Seither heißt es in Artikel 3 Absatz 3 des Grundgesetzes auch: „Niemand darf wegen seiner Behinderung benachteiligt werden.“ Was die Bewegung behinderter Menschen geschafft hat, gelang für Schwule und Lesben jedoch nicht, so dass diese immer noch auf den ausdrücklichen verfassungsmäßigen Schutz vor Benachteiligungen aufgrund der sexuellen Orientierung warten. Für behinderte Menschen bot diese Verfassungsänderung den Beginn einer Reihe von Regelungen zur Gleichstellung. Im Jahr 2002 wurde das Behindertengleichstellungsgesetz auf Bundesebene verabschiedet. Mittlerweile haben alle Bundesländer entsprechende Landesgleichstellungsgesetze, und im Jahr 2006 folgte nach heftiger Diskussion das Allgemeine Gleichbehandlungsgesetz, das seine Wirkung vor allem in zivilrechtlichen Fragen entfaltet. Inzwischen hat Deutschland auch die UN-Konvention über die Rechte behinderter Menschen ratifiziert, die seit dem 26. März 2009 in Deutschland gilt.
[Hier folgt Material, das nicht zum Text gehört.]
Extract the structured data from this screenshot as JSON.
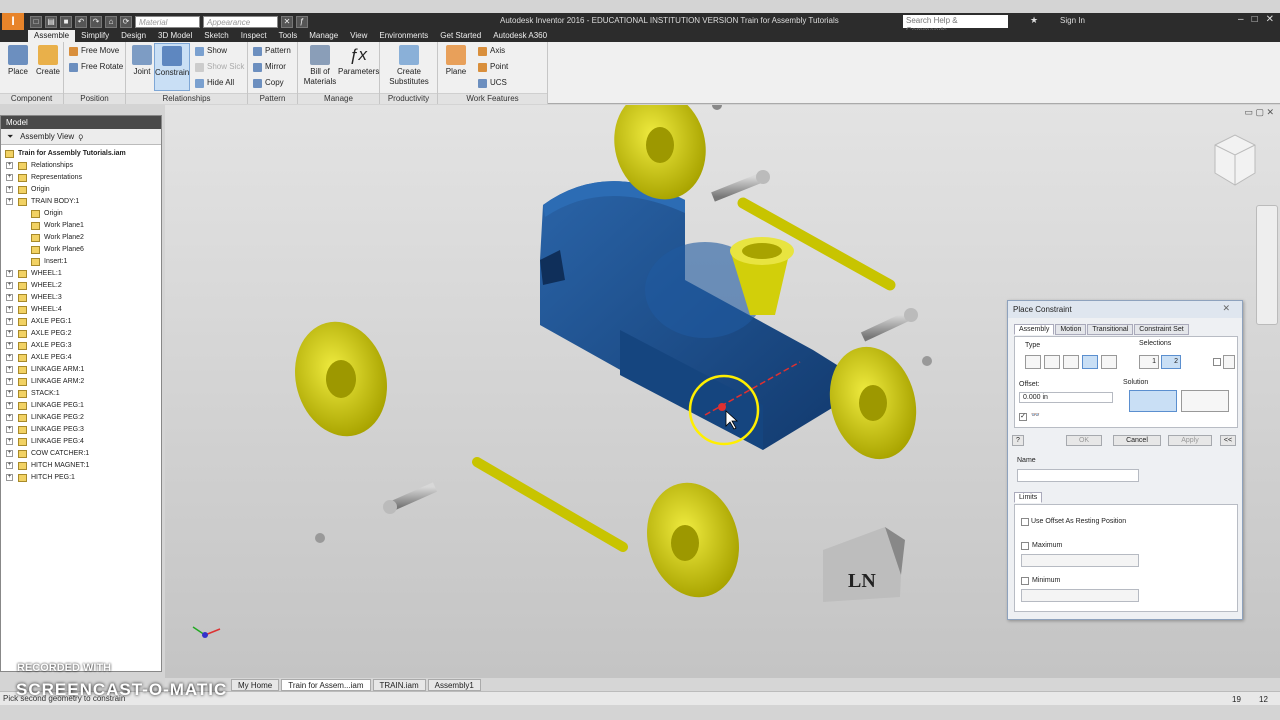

Auch heute noch gibt es Stimmen, die behaupten, das Diskriminierungsverbot im Grundgesetz sei nicht mehr als eine Alibibestimmung, im Alltag bewirke sie nichts. Aber wer kann beurteilen, ob ohne eine solche Bestimmung das Gleichstellungsgesetz überhaupt verabschiedet worden wäre? In jedem Falle hat es behinderte Menschen immer mal wieder ins Zentrum der gesellschaftlichen Aufmerksamkeit gerückt, und das ist es in der Hauptsache, was man dieser Bestimmung meiner Ansicht nach verdankt. Wer immer wieder von sich reden macht, der wird auch nicht so einfach vergessen. Insofern war das Diskriminierungsverbot im Grundgesetz ein durchaus wichtiger Schritt hin zu einer gleichberechtigten Teilhabe am gesellschaftlichen Leben.